[EL] States in Play

Lowenstein, Daniel lowenstein at law.ucla.edu
Tue Aug 28 16:14:55 PDT 2012


       Biden was in Minnesota the other day.

             Best,

             Daniel H. Lowenstein
             Director, Center for the Liberal Arts and Free Institutions (CLAFI)
             UCLA Law School
             405 Hilgard
             Los Angeles, California 90095-1476
             310-825-5148


________________________________
From: law-election-bounces at department-lists.uci.edu [law-election-bounces at department-lists.uci.edu] On Behalf Of Marty Lederman [lederman.marty at gmail.com]
Sent: Tuesday, August 28, 2012 3:27 PM
To: Rob Richie
Cc: Doug Hess; Election Law
Subject: Re: [EL] States in Play

Does anyone know if the campaigns are making significant investments in any states other than Ohio, Virginia, Florida, Wisconsin, Colorado, Nevada, New Hampshire, and Iowa -- and, I suppose, possibly Michigan, North Carolina and/or Pennsylvania?

Or are those 8-11 states where all the action (that is, uncertainty) is?


On Tue, Aug 28, 2012 at 6:17 PM, Rob Richie <rr at fairvote.org<mailto:rr at fairvote.org>> wrote:
Doug,

This provides a chance for FairVote to do some mild chestbumping.

In December 2008, we released a report on what we called the shrinking battleground that we saw as having been demonstrated in the 2008 election. Dan Tokaji was filling in for Rick that day in blogging, and below is how he linked to it on the election law blog -- introducing our report by saying "countering the conventional wisdom..."

What we saw in 2008 was what this election cycle has confirmed: that in a really close year, the number of states with a chance of tipping the election had in fact decreased in 2008 rather than increased. The fact that Barack Obama won by more than 7%  gave an misleading impression of some states being in play that in fact wouldn't have been in play if the national margin had been more like it had been in 2000 or 2004.

Missouri and Indiana are states that COULD have been competitive this year, with relatively small shifts toward Democrats, but instead they seem to have shifted slightly the other way. Indeed, that seems to be the pattern. Most states that show a partisan shift are shifting farther away from the 50-50 competitive line rather than toward it.

As it is, most analysts see fewer than 10 real swing states right now - perhaps as few as 7. None are surprises, based on the 2008 data. And none of the non-swing states are surprises either -- if I were to pick on state that I would have thought would be seen as more competitive in 2012 than most people say it is, I would say Minnesota.

See more in the report linked below.
Rob

http://electionlawblog.org/?m=200812&paged=3
“2008′s Shrinking Battleground”<http://electionlawblog.org/?p=11667>
Posted on December 5, 2008 5:37 am<http://electionlawblog.org/?p=11667> by Dan Tokaji<http://electionlawblog.org/?author=5>

Countering the conventional wisdom, FairVote argues in this press release<http://fairvote.org/tracker/?page=27&pressmode=showspecific&showarticle=230> that “2008 marked a record low in the number of competitive states since 1960 and a record high in the number of completely non-competitive states.”

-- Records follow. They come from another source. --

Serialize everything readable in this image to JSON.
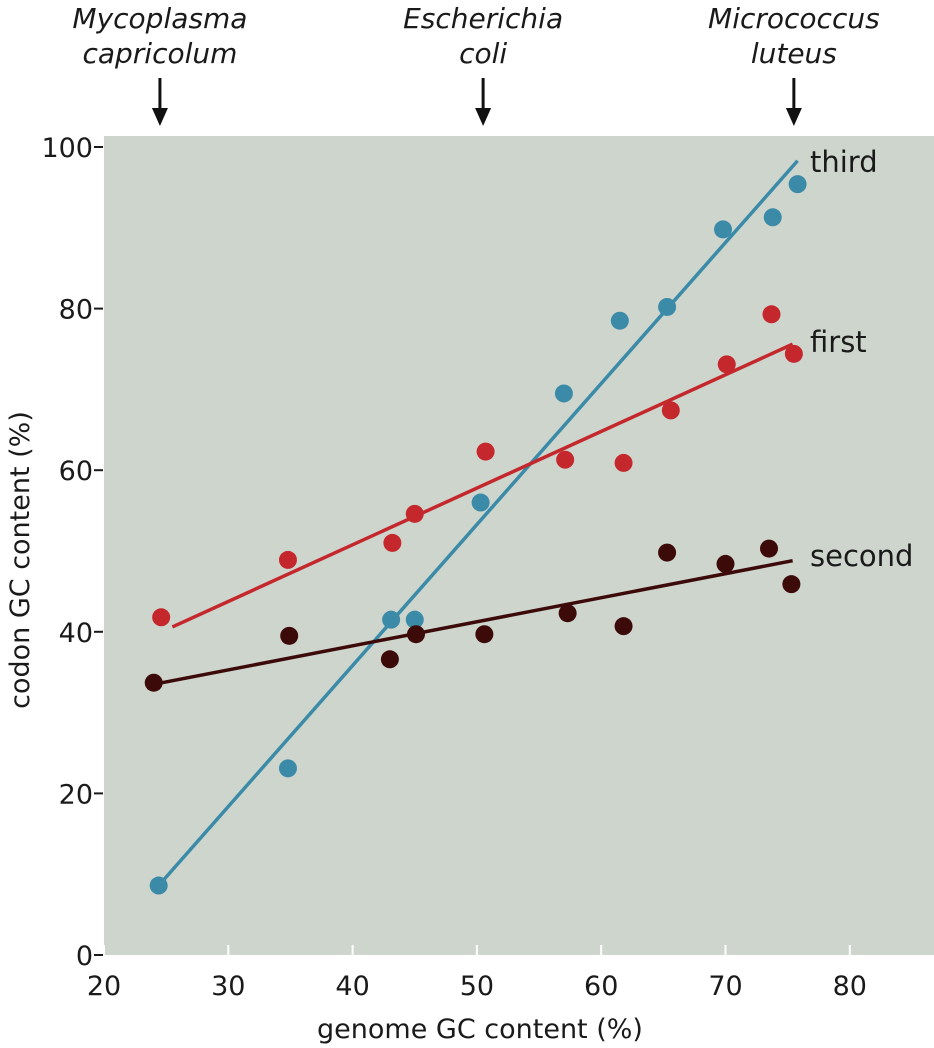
{
  "chart_data": {
    "type": "scatter",
    "title": "",
    "xlabel": "genome GC content (%)",
    "ylabel": "codon GC content (%)",
    "xlim": [
      20,
      87
    ],
    "ylim": [
      0,
      100
    ],
    "xticks": [
      20,
      30,
      40,
      50,
      60,
      70,
      80
    ],
    "yticks": [
      0,
      20,
      40,
      60,
      80,
      100
    ],
    "grid": false,
    "colors": {
      "background": "#cdd5cd",
      "third": "#3b8ba8",
      "first": "#c4282d",
      "second": "#3d0a0a"
    },
    "organisms": [
      {
        "line1": "Mycoplasma",
        "line2": "capricolum",
        "x": 24.5
      },
      {
        "line1": "Escherichia",
        "line2": "coli",
        "x": 50.5
      },
      {
        "line1": "Micrococcus",
        "line2": "luteus",
        "x": 75.5
      }
    ],
    "series": [
      {
        "name": "third",
        "points": [
          [
            24.4,
            8.6
          ],
          [
            34.8,
            23.1
          ],
          [
            43.1,
            41.5
          ],
          [
            45.0,
            41.5
          ],
          [
            50.3,
            56.0
          ],
          [
            57.0,
            69.5
          ],
          [
            61.5,
            78.5
          ],
          [
            65.3,
            80.2
          ],
          [
            69.8,
            89.8
          ],
          [
            73.8,
            91.3
          ],
          [
            75.8,
            95.4
          ]
        ],
        "fit": [
          [
            24.4,
            8.6
          ],
          [
            75.8,
            98.3
          ]
        ]
      },
      {
        "name": "first",
        "points": [
          [
            24.6,
            41.8
          ],
          [
            34.8,
            48.9
          ],
          [
            43.2,
            51.0
          ],
          [
            45.0,
            54.6
          ],
          [
            50.7,
            62.3
          ],
          [
            57.1,
            61.3
          ],
          [
            61.8,
            60.9
          ],
          [
            65.6,
            67.4
          ],
          [
            70.1,
            73.1
          ],
          [
            73.7,
            79.3
          ],
          [
            75.5,
            74.4
          ]
        ],
        "fit": [
          [
            25.5,
            40.6
          ],
          [
            75.4,
            75.6
          ]
        ]
      },
      {
        "name": "second",
        "points": [
          [
            24.0,
            33.7
          ],
          [
            34.9,
            39.5
          ],
          [
            43.0,
            36.6
          ],
          [
            45.1,
            39.7
          ],
          [
            50.6,
            39.7
          ],
          [
            57.3,
            42.3
          ],
          [
            61.8,
            40.7
          ],
          [
            65.3,
            49.8
          ],
          [
            70.0,
            48.4
          ],
          [
            73.5,
            50.3
          ],
          [
            75.3,
            45.9
          ]
        ],
        "fit": [
          [
            24.0,
            33.5
          ],
          [
            75.4,
            48.8
          ]
        ]
      }
    ]
  }
}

On Tue, Aug 28, 2012 at 5:37 PM, Doug Hess <douglasrhess at gmail.com<mailto:douglasrhess at gmail.com>> wrote:
I know this is not a psephology list, but I wonder why MO and IN are
viewed by many to be strongly Romney states. Granted, IN going for
Obama in 2008 was surprising (at least to me, and I suspect others).
And MO in 2008 was won by McCain by the skin of his teeth. But why are
both states considered out of Obama's reach now (see Nate Silver's
summaries of polls and some predictions in the link)?